Project 2 – Data & Methods

Short Description

Similar to Project 6 also Project 2 ‚Data and Methods‘ addresses the development of methods. Hereby methods for data treatment and preparation as well as techniques to improve outcome and validity of computer-simulations are focussed


Core objectives of the project can be summarised by the following research questions:

  • How to validly determine outliers in highly complex health-care data-sets?
    In case a data-base is distorted by outliers, even the most innovative statistical methods are condemned to fail. These outliers distinguish themselves by significantly unusual values and may appear due to data- and measurement-errors. Anyway they vitiate statistics and have to be removed before statistical methods are applied. As health-care data is highly complex and inhomogeneous the determination of outliers is very difficult and requires new technology and methods.

  • How can we standardise population and population data, respectively?
    This question strongly correlates with the reproducibility of data. As calculated research findings for decision support of dexhelpp must always be consistent, the calculations need to be done based on the same underlying virtual population – it needs to be standardised.

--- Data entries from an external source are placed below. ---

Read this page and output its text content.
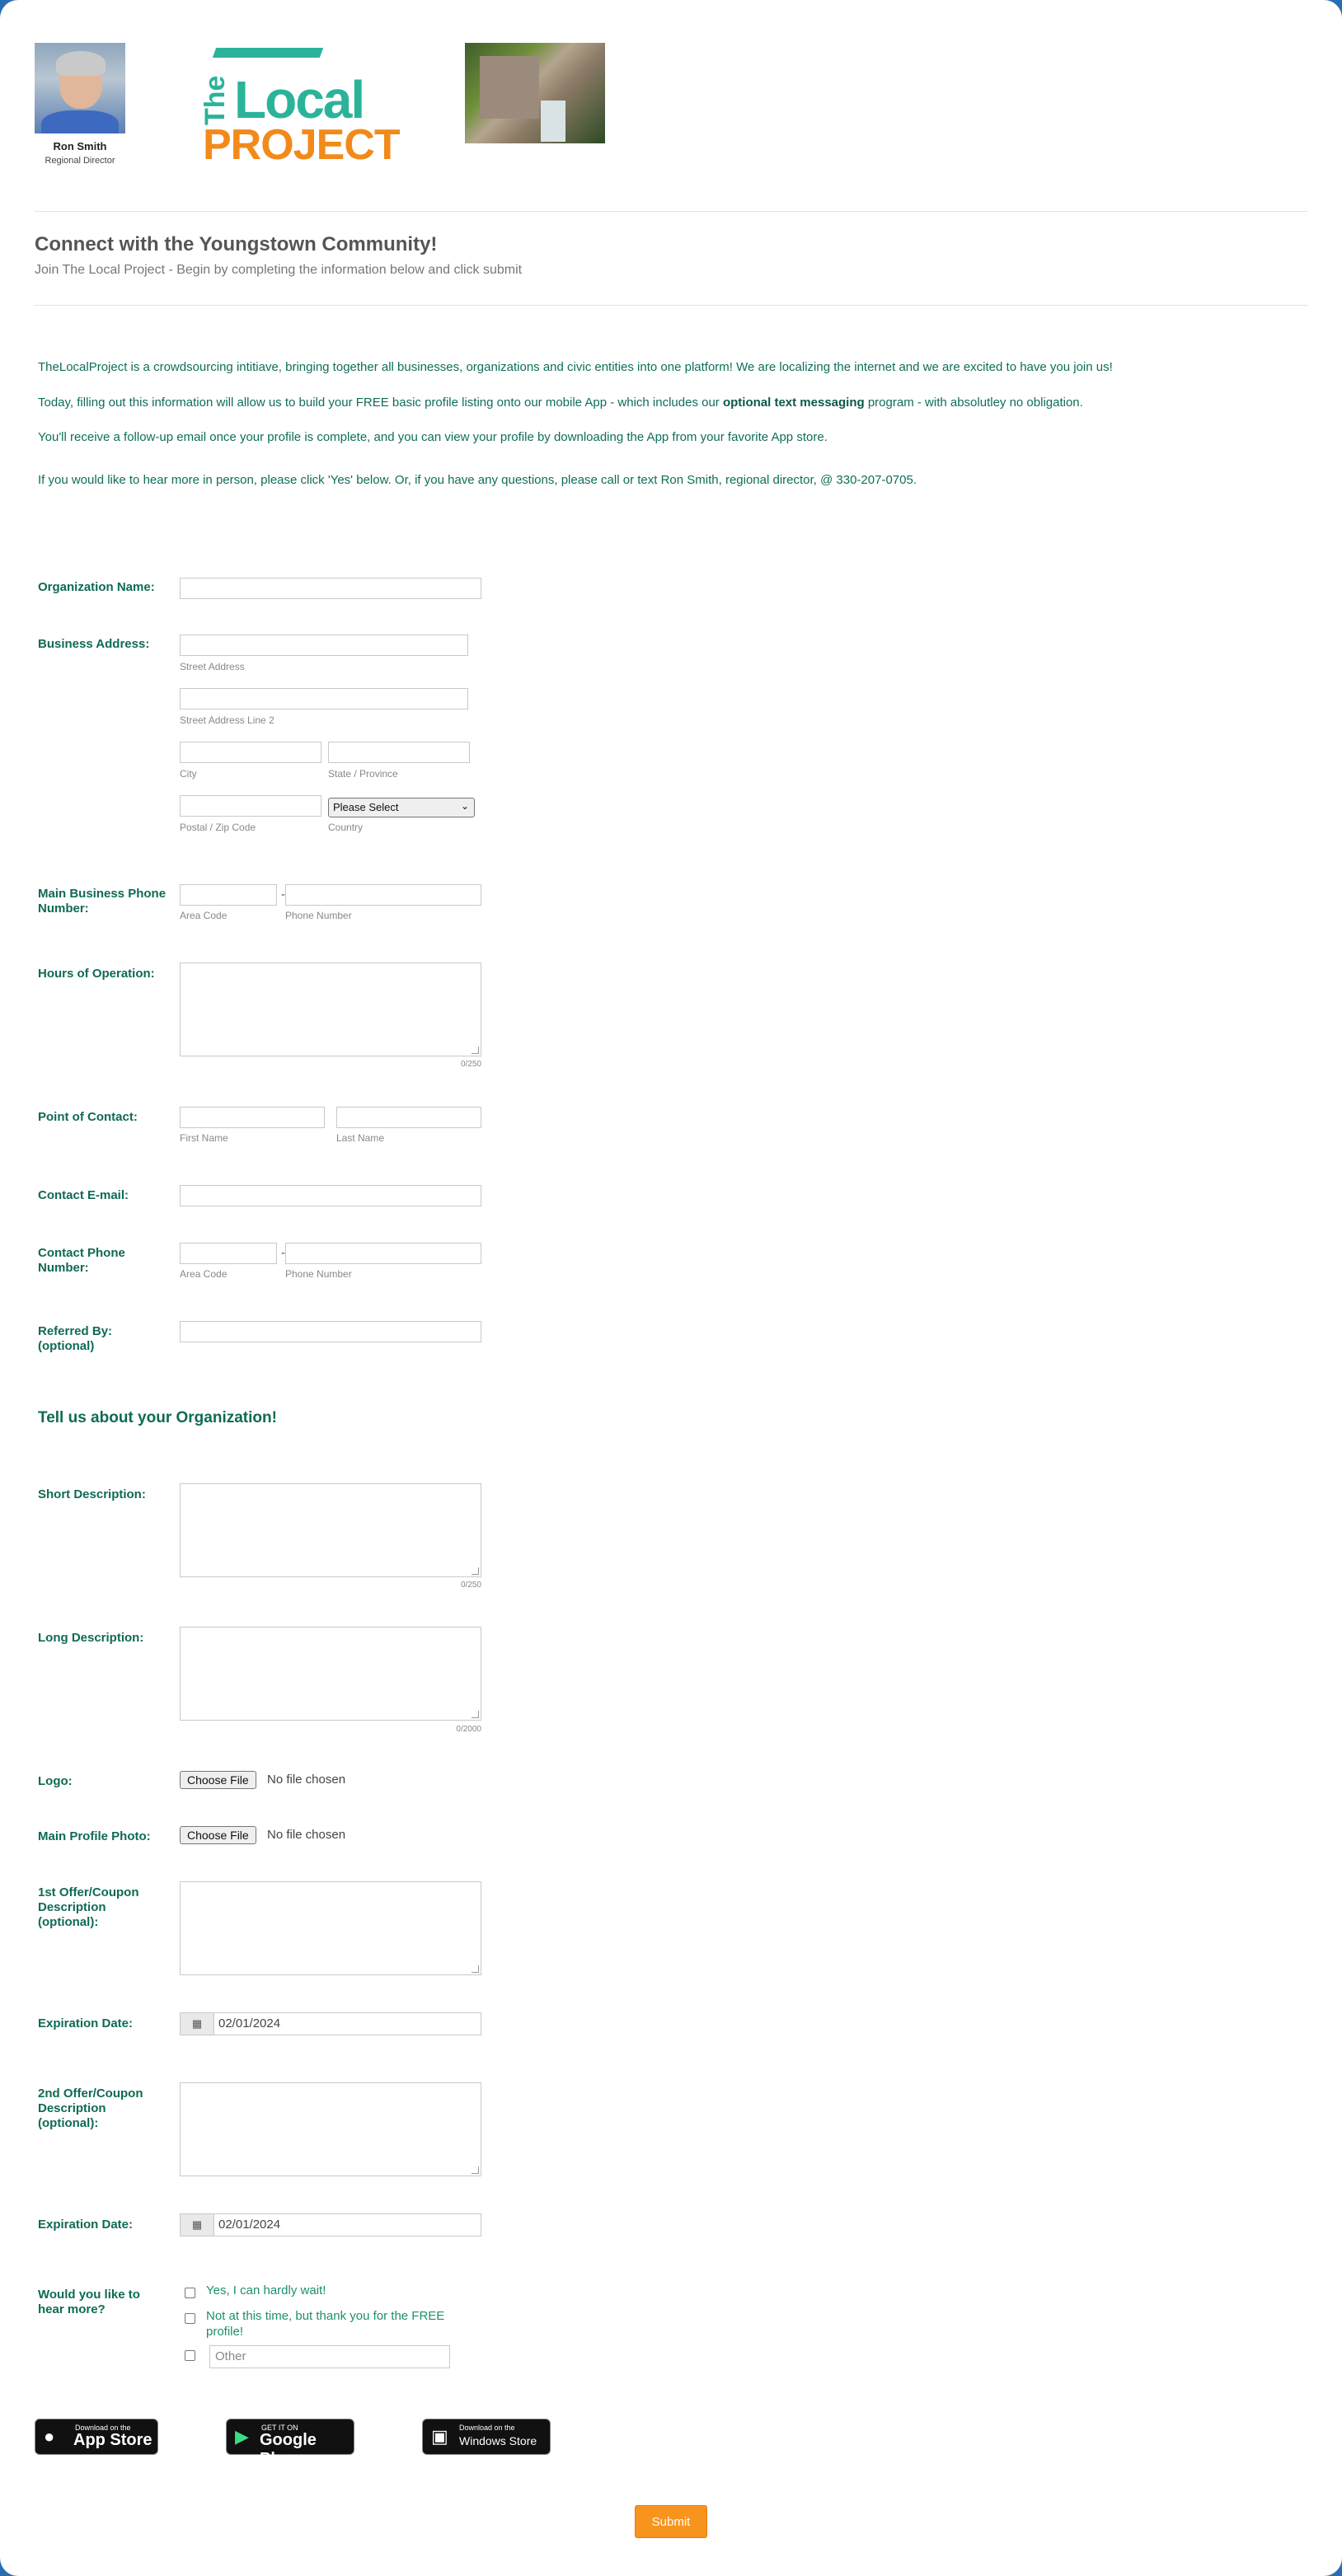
Ron Smith
Regional Director
The Local
PROJECT
Connect with the Youngstown Community!
Join The Local Project - Begin by completing the information below and click submit
TheLocalProject is a crowdsourcing intitiave, bringing together all businesses, organizations and civic entities into one platform! We are localizing the internet and we are excited to have you join us!
Today, filling out this information will allow us to build your FREE basic profile listing onto our mobile App - which includes our optional text messaging program - with absolutley no obligation.
You'll receive a follow-up email once your profile is complete, and you can view your profile by downloading the App from your favorite App store.
If you would like to hear more in person, please click 'Yes' below. Or, if you have any questions, please call or text Ron Smith, regional director, @ 330-207-0705.
Organization Name:
Business Address:
Street Address
Street Address Line 2
City	State / Province
Postal / Zip Code
Please Select	⌄
Country
Main Business Phone Number:
-
Area Code	Phone Number
Hours of Operation:
0/250
Point of Contact:
First Name	Last Name
Contact E-mail:
Contact Phone Number:
-
Area Code	Phone Number
Referred By: (optional)
Tell us about your Organization!
Short Description:
0/250
Long Description:
0/2000
Logo:	Choose File	No file chosen
Main Profile Photo:	Choose File	No file chosen
1st Offer/Coupon Description (optional):
Expiration Date:	▦	02/01/2024
2nd Offer/Coupon Description (optional):
Expiration Date:	▦	02/01/2024
Would you like to hear more?
Yes, I can hardly wait!
Not at this time, but thank you for the FREE profile!
Other
●	Download on the
App Store	▶ GET IT ON
Google Play
▣ Download on the
Windows Store
Submit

  • How can we determine, if a computer simulation model depicts the real-system?
    Regarding a Matchbox-car as a very simple model of a real car, it is very simple to determine the level of detail of the model. It is easy to find the existing (e.g. tires, windows,..) and the missing functionalities (e.g. engine,…) of the model. As a consequence its legit field of application (the area where the model behaves like the real system) can be determined easily as well. For dynamic computer simulation models for the prediction of diseases the situation is a lot more complex: Hereby, in the contrary to the car-example, the mechanics and causal relationships of the real system are not perfectly known.

  • How can we determine simulation-parameters if they are not directly measurable in the real-system?
    Imagine a model of an epidemic spread similar to the water-wave doubtless the speed of the wave is a very important parameter. In order to simulate the model the value of this parameter for a specific disease has to be determined, but unfortunately it can not be measured directly in the real system. Yet, other elements of the system like the length of the wave of disease can be measured. Based on these measurements the unknown parameter can be estimated somehow – by so called calibration.


To treat statistical research questions simulation-based methods like bootstrapping and certain sampling algorithms are applied on the health care datasets gained from Project 1. To deal with the simulation related problems, several methods like Virtual Overlay Multi-Agent System (VOMAS) as well as Genetic- und Great Deluge-algorithms are tested.

Expected Results

Scientific publications, bachelor, diploma and PhD theses are expected key-results of the project. The established methods should contribute to data preparation and data analysis of routine health-care data and increase the quality of simulations. Finally they should lead to more reproducible and stakeholder-oriented decision support.